Même si l'oeuvre de Proust, plus faite d'évocations, de réminiscences, d'introspections, et d'incidences que de péripéties romanesques semble pouvoir mieux se prêter qu'aucun autre roman à une traduction chorégraphique, on n'espérera pas trouver l'auteur d'"A la Recherche du temps perdu" dans ce ballet, pas plus qu'on ne trouve Hugo dans "Notre Dame de Paris" ou Zola dans "Nana" du même chorégraphe.
Mais on peut en dire ce qu'on dit de toute adaptation d'une oeuvre littéraire: peu importe la fidélité -les deux langages sont tellement différents que la trahison est inévitable- si le résultat est bon. Il s'agit de faire une oeuvre "à partir de..." qui, si elle est viable, acquerra sa propre authenticité. Ce qui est arrivé. Car, malgré les critiques justifiées sur une vision inévitablement réductrice de l'oeuvre proustienne, l'inégalité de l'ensemble, des idées chorégraphiques vraiment heureuses en côtoyant de maladroites ou de futiles, et les mieux inspirées perdant de leur force à être répétées, ce ballet vit depuis quarante ans sa vie propre, est repris régulièrement par l'Opéra, est monté par d'autres compagnies, il faut bien qu'il porte la marque d'un talent, d'une inspiration, donc d'un créateur digne de ce nom.

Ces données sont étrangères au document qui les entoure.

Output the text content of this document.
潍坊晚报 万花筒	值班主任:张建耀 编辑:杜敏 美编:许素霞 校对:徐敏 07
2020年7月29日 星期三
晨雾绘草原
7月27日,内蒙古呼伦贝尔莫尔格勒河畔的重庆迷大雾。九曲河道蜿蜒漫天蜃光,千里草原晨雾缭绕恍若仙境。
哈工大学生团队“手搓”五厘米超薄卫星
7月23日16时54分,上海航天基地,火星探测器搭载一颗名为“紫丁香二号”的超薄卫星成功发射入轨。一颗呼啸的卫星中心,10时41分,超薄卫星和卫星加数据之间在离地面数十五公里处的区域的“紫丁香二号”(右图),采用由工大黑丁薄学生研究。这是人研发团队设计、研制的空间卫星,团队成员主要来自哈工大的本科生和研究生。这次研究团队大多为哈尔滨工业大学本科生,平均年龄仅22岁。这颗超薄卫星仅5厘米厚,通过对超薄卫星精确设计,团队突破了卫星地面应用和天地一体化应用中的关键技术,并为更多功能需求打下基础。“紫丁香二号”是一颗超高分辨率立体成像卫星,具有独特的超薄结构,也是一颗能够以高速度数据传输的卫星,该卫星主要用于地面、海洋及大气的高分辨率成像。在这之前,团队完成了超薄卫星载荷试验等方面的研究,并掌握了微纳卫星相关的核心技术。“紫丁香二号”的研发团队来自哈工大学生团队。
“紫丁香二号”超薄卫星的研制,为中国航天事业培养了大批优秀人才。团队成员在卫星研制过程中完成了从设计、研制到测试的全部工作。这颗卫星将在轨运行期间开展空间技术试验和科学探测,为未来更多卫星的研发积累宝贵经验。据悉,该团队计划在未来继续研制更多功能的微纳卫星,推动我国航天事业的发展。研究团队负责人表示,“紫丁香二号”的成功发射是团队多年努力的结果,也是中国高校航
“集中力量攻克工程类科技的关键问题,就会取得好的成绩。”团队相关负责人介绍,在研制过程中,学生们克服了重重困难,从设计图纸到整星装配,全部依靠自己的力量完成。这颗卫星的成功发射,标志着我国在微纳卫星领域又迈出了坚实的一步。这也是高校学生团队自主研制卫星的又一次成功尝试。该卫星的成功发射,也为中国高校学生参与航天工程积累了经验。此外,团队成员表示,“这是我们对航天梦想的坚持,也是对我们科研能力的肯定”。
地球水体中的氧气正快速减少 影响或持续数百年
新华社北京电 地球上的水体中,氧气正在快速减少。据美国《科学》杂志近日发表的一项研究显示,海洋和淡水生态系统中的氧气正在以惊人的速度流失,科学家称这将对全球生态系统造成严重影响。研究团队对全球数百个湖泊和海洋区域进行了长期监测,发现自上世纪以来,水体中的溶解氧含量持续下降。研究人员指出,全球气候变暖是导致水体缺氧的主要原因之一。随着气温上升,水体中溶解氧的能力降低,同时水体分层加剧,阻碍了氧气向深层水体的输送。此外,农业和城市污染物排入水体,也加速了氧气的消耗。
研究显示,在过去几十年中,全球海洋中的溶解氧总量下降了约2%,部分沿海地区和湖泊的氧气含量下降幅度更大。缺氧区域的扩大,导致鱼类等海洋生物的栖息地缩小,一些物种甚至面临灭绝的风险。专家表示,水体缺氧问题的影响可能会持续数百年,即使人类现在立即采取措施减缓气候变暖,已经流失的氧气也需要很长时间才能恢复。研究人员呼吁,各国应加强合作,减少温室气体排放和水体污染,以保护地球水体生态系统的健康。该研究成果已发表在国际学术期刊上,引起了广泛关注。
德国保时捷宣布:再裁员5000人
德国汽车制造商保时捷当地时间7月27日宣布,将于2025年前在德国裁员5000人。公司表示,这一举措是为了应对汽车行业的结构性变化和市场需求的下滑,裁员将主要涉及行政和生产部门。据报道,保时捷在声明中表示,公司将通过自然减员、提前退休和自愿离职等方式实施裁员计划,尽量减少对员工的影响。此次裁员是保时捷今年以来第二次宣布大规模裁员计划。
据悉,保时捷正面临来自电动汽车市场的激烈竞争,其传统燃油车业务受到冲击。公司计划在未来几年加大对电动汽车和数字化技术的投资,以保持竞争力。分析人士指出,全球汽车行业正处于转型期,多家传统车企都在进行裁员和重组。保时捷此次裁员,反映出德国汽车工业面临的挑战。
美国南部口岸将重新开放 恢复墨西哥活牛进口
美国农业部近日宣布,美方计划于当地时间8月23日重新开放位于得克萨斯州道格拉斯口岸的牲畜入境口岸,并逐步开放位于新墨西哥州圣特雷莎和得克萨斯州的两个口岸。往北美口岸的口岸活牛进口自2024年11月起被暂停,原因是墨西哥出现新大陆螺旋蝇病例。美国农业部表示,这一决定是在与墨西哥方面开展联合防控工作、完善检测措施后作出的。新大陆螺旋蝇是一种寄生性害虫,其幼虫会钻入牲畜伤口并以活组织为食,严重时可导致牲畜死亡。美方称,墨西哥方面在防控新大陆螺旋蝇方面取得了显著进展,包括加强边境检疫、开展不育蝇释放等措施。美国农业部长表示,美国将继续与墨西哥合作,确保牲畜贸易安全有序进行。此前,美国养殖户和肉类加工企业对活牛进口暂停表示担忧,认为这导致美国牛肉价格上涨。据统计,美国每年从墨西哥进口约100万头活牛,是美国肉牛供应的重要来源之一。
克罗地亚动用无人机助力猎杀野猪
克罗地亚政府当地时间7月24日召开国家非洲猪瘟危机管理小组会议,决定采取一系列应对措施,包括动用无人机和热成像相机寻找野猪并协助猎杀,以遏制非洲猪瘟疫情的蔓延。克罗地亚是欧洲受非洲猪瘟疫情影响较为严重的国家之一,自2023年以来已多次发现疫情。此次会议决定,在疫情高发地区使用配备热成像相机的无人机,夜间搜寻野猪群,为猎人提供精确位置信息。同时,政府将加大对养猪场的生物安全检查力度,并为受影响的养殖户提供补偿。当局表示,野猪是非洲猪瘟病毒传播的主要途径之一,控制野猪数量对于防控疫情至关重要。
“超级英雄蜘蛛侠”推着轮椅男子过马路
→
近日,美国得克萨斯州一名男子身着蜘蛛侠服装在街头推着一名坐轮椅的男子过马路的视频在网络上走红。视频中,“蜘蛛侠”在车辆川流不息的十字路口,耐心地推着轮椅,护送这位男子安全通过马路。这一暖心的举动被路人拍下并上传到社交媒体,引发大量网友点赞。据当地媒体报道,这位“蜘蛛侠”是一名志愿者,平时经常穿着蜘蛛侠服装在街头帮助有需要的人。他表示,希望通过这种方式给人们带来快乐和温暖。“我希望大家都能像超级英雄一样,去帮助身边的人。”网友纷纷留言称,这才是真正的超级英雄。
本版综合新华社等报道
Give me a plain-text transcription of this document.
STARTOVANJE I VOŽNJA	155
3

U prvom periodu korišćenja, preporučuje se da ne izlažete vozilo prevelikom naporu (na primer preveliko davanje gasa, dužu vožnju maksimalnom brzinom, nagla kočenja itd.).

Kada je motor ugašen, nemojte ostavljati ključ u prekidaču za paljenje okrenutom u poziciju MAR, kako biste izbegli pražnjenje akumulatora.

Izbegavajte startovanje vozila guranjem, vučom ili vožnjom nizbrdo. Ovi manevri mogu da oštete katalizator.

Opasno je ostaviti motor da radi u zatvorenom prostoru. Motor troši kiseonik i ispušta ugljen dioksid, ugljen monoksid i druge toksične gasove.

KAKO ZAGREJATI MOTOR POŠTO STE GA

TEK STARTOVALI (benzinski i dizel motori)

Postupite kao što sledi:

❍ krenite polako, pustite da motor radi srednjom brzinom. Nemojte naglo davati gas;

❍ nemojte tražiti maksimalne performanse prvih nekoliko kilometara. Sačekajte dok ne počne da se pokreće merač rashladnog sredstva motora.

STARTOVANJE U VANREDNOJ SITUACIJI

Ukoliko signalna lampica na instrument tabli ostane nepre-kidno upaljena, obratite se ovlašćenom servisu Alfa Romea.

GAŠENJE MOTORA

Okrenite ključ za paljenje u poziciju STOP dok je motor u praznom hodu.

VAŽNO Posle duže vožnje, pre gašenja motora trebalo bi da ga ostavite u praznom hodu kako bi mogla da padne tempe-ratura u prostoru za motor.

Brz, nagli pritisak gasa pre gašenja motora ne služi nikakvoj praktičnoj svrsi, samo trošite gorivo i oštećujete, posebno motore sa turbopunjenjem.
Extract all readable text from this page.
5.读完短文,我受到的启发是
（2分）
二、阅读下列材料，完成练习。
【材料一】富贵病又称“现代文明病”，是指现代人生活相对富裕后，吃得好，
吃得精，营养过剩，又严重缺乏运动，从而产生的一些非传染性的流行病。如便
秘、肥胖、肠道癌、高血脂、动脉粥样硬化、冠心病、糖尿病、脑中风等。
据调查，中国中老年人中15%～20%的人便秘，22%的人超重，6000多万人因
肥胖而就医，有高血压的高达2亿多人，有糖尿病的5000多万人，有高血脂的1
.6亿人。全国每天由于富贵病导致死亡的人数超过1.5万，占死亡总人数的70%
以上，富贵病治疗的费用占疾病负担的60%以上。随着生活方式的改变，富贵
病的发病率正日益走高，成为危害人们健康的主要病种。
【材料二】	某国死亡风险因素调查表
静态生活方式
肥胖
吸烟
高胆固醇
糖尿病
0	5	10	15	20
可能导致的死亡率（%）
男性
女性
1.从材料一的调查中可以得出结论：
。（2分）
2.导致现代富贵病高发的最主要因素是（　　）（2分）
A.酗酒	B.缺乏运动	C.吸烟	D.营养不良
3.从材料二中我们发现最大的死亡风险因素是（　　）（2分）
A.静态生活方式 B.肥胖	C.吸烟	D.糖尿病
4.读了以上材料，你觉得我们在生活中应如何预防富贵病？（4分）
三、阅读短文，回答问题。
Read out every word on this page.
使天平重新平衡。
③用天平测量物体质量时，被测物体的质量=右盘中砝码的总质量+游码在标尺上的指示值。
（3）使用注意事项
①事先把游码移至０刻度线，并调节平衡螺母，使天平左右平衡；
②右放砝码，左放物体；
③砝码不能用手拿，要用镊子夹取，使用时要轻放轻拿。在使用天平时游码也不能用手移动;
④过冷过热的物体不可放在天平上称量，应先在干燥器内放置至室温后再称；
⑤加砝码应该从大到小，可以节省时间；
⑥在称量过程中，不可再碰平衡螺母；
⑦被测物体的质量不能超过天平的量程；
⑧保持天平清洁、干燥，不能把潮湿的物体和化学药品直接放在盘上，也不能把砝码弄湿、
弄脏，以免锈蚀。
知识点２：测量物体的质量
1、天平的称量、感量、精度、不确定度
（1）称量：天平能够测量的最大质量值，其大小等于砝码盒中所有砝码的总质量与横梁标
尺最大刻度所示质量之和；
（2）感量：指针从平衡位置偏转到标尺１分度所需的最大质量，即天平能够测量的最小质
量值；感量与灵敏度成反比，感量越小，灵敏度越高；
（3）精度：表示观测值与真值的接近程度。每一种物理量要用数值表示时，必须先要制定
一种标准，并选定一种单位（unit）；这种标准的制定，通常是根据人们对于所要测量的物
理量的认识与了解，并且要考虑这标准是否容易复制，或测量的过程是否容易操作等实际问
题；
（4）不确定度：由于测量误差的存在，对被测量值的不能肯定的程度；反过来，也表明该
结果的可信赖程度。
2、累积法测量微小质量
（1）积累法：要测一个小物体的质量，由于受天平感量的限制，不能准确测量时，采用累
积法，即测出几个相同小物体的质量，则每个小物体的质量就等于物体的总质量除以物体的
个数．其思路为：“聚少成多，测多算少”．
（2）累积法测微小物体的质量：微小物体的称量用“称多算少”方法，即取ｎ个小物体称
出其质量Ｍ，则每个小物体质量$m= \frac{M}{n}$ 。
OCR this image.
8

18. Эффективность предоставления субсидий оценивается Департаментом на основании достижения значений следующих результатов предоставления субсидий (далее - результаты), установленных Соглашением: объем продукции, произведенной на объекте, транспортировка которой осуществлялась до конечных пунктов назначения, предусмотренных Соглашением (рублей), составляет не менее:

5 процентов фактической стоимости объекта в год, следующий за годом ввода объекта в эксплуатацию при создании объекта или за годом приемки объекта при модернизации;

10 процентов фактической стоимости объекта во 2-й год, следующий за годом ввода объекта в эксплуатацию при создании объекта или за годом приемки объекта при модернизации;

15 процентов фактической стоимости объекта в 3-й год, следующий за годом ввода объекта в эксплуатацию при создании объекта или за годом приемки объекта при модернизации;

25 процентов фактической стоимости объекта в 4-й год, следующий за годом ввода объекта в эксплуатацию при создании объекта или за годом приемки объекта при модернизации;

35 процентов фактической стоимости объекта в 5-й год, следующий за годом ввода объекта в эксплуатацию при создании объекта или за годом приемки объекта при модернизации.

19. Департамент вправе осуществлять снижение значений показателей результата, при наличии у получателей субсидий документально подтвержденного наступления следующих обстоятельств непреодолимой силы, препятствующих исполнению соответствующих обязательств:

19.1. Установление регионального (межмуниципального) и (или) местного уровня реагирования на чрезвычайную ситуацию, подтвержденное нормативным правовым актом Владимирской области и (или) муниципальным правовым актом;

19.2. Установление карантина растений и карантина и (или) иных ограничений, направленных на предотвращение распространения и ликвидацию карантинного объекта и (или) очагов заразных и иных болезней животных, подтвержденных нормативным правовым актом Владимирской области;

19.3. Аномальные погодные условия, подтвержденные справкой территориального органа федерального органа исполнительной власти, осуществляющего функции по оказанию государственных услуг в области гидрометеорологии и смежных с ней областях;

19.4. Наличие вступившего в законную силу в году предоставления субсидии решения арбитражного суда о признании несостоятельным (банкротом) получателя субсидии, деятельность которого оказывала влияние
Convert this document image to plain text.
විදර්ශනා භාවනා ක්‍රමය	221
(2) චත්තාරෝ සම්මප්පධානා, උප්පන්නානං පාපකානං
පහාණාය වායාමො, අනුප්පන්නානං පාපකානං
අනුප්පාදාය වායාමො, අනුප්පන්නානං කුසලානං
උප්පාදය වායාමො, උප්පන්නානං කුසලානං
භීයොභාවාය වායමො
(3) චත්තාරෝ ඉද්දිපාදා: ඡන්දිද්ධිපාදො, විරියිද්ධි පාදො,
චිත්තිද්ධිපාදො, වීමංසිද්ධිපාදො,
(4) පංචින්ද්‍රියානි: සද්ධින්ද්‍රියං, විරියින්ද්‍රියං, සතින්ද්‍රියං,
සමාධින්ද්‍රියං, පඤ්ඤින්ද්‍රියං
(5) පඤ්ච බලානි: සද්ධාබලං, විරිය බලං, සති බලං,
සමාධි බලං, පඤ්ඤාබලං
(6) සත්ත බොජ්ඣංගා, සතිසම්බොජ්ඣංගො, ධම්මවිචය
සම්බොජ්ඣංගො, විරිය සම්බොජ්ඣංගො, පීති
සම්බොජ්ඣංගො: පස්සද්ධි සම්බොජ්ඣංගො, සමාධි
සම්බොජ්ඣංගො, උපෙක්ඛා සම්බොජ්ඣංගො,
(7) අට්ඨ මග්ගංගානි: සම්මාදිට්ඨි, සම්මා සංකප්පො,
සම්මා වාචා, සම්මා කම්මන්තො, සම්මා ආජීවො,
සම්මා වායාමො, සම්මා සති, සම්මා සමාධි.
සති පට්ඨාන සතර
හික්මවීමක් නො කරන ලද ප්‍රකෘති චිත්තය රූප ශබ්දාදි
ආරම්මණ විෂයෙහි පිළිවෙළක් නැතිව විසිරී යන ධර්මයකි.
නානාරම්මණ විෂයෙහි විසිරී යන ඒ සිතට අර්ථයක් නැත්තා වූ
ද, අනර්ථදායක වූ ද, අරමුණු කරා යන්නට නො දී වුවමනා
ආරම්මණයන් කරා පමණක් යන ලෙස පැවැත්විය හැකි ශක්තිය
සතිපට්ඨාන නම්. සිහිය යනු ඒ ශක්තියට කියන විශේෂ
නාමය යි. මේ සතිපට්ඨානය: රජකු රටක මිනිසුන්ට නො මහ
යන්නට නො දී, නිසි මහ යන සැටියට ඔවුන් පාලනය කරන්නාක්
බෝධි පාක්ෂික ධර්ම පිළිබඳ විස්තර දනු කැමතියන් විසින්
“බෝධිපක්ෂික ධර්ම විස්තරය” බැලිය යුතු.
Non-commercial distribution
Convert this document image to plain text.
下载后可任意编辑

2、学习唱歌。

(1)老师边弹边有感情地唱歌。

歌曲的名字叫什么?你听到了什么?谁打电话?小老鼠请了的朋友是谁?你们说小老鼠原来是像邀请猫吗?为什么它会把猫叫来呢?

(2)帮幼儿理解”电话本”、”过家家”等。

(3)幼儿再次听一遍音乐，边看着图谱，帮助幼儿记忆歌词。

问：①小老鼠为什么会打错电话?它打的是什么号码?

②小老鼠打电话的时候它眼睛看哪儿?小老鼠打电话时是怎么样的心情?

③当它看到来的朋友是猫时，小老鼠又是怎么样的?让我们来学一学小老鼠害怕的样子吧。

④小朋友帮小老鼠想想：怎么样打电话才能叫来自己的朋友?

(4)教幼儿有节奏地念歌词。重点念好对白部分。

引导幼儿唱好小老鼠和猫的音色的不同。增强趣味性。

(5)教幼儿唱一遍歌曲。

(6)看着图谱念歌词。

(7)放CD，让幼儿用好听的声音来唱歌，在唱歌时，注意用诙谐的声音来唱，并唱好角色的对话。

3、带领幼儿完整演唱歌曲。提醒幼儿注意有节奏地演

Tout ému que l'on soit par le duo formé par Eleonora Abbagnato et le trop rare Hervé Moreau dans "La regarder dormir"; à nouveau secoué par la capacité de Manuel Legris à investir un personnage, ici le baron Charlus, dont il peint les affres avec une intensité poignante, il n'en demeure pas moins que les moments les plus forts sont ceux où la danse nous fait oublier le propos, où l'on néglige les personnages pour admirer les danseurs, où le chorégraphe semble lui-même avoir pu dépasser les références littéraires pour créer librement. C'est le cas avec "Rencontre fortuite dans l'inconnu", somptueux jeu d'hiéroglyphes humains sur un fond surexposé, et du "Combat des anges": Mathieu Ganio et Stéphane Bullion, se mirant, se dupliquant l'un dans l'autre, forment un couple de marbres animés, moment d'homo-érotisme idéalement poétisé.

S'il fallait de l'inconscience, un grain de folie aussi, pour s'attaquer à ce monument de la littérature, prétendre traduire un écrit d'une telle densité et profondeur par le seul mouvement des corps, si le résultat n'est qu'un "Proust par intermittences", la Fortune a souri à l'audacieux... quand même.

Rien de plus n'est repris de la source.